The Asiento was a contractual agreement between Spain and individuals, businesses, or other nations to provide African slaves to the Spanish colonies in the Americas. The roots of the Asiento go back to the Treaty of Tordesillas, signed in 1494, which divided the Atlantic and gave Spain the Americas, while Portugal gained the right of trade in Africa. The Asiento system ran for over three centuries, from 1518 to 1834.
In 1663, the Asiento was awarded to two Genoese businessmen, Domingo Grillo and Ambrosio Lomelin. Under the terms of the contract (effective 1668), Grillo and Lomelin were to introduce 24,500 African slaves to the Spanish colonies over a seven-year period. Each year, 3000 were to be sold as the traders saw fit, while 500 were to serve in the shipbuilding industry, and for this right the Spanish crown was to be paid the 100 pesos per African imported. Grillo and Lomelin did not send ships to Africa to acquire captives, but rather, they contracted with the English and Dutch to transfer slaves from Barbados, Jamaica, and Curaçao to designated Spanish colonial ports.

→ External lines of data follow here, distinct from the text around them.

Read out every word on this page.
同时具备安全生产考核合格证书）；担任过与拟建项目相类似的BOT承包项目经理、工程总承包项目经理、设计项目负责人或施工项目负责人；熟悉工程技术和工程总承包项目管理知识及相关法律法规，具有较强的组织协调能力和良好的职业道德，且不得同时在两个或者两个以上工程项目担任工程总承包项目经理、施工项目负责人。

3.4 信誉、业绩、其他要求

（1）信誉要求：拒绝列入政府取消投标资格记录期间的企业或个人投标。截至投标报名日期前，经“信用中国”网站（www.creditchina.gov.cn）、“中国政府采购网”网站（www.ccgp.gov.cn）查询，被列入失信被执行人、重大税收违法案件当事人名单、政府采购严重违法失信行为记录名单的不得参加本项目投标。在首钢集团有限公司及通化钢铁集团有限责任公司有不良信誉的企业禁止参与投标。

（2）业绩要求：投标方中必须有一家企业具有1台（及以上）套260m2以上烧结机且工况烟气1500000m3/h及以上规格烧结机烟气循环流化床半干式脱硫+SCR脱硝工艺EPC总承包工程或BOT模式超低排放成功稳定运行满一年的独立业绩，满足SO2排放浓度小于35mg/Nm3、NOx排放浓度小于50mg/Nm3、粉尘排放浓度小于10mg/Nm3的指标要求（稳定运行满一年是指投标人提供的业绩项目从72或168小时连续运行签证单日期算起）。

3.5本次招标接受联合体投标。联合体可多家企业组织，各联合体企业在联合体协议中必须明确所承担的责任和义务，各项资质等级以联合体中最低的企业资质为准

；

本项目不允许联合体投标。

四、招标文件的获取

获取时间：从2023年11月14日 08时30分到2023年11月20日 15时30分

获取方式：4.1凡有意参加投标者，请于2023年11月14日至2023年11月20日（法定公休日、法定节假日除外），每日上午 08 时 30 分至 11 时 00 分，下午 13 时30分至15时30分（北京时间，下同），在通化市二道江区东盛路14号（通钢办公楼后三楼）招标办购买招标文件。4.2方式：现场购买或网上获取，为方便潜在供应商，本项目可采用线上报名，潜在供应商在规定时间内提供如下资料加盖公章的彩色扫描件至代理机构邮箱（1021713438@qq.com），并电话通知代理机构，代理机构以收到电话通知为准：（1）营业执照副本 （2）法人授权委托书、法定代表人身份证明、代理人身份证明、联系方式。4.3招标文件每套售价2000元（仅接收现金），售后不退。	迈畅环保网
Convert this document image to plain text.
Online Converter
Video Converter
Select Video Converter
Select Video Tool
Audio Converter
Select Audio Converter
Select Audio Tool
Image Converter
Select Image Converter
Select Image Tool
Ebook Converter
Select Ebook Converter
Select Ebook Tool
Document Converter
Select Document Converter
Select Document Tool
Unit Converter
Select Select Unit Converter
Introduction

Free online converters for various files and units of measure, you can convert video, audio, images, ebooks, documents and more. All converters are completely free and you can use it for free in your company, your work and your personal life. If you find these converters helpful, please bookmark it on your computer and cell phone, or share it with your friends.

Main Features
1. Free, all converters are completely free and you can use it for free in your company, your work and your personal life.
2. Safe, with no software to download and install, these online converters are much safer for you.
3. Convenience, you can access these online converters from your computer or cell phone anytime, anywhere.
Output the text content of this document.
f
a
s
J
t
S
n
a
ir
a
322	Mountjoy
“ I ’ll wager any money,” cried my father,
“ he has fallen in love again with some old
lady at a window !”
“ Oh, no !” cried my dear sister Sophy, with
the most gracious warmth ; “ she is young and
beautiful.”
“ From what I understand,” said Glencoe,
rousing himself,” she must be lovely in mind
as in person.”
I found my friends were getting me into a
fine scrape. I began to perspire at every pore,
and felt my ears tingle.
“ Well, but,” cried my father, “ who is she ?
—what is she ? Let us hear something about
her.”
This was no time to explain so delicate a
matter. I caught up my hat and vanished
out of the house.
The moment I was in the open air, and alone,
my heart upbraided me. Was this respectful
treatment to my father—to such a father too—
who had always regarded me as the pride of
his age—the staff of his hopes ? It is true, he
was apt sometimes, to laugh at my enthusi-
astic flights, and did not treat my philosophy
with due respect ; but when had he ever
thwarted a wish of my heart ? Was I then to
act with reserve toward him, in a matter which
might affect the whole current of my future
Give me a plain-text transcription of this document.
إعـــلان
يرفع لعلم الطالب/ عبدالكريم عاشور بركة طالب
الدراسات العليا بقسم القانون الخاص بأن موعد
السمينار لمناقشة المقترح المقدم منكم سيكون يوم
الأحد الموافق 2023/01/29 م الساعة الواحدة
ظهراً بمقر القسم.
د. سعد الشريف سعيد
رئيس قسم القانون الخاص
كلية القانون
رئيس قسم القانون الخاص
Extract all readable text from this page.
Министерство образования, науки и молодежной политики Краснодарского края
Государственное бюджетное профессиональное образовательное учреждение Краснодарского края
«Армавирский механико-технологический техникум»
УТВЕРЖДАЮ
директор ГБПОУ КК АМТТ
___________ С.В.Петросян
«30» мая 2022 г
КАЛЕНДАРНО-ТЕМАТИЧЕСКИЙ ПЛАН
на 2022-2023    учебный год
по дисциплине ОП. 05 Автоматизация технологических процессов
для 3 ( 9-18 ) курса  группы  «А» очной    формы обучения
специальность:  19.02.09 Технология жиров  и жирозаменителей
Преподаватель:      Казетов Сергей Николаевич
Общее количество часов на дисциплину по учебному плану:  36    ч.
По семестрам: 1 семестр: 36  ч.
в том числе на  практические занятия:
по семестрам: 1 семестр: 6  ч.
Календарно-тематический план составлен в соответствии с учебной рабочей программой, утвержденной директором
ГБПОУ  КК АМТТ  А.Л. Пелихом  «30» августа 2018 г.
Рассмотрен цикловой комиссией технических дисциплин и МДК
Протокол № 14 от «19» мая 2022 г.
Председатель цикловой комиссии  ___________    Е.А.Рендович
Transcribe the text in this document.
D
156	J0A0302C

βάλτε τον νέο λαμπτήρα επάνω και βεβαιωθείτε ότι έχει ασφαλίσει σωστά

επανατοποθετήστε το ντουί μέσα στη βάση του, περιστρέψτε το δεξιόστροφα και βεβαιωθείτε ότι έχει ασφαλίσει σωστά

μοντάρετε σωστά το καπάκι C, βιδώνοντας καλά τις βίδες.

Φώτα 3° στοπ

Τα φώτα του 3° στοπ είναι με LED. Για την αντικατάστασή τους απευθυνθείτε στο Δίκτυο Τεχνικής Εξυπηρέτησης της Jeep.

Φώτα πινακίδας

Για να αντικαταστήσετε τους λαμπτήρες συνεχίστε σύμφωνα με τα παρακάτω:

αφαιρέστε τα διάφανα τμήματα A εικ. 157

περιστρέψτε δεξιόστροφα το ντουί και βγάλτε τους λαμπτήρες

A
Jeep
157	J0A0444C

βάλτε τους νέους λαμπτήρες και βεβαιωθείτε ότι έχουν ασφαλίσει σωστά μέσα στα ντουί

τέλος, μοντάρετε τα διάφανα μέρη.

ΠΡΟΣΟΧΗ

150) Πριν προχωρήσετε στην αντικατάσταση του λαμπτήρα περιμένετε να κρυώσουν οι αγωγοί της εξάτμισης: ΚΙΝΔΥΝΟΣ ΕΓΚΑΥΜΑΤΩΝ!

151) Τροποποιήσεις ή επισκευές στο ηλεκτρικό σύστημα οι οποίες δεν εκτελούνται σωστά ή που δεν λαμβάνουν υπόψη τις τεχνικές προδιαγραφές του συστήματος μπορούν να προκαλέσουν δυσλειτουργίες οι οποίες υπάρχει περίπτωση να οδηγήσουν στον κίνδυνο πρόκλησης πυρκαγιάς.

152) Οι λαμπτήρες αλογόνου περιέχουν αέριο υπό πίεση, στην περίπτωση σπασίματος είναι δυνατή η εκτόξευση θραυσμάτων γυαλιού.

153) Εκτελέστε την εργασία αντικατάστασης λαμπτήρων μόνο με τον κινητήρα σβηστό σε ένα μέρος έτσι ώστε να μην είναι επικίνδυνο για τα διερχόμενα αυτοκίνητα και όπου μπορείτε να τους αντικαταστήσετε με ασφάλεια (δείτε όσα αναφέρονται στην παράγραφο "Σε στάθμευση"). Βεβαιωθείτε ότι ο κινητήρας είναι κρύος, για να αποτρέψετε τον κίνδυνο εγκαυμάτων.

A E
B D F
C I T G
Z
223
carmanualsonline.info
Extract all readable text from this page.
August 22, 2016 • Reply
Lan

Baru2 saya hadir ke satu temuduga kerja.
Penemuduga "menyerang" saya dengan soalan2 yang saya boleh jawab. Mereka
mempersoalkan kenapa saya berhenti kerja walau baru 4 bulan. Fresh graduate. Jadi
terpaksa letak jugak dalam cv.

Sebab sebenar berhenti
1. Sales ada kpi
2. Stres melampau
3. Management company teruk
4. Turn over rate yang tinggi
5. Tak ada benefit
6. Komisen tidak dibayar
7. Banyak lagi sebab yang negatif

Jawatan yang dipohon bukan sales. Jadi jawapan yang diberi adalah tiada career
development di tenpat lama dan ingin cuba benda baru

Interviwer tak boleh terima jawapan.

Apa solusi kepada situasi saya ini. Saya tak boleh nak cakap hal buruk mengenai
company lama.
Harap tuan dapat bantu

This royal directive, signed by Queen Mariana (regent to her young, feeble son, King Charles II), clarifies for the Royal Court in Panama that the Asiento allowed for slaves to be sold further afield, beyond the agreed to ports of Cartagena, Portobello, and Vera Cruz. The document notes that “…commerce [in slaves] consisted of sailing for the said three ports, which were giving impracticalities to take Blacks [there] because of the multitude of pirates who were cruising those seas, and not allowing them to enter without the obvious risk of being apprehended without going in armed vessels…” The order does say, though, that despite the risks, those holding the Asiento still had to enter a designated port. After that, “They will be able, after having introduced and registered the Negroes by the ports of Cartagena, Portobello, and Veracruz, bring them to sell to where they decided to introduce them in interior lands and transfer them to any parties in this manner, as by land and water.”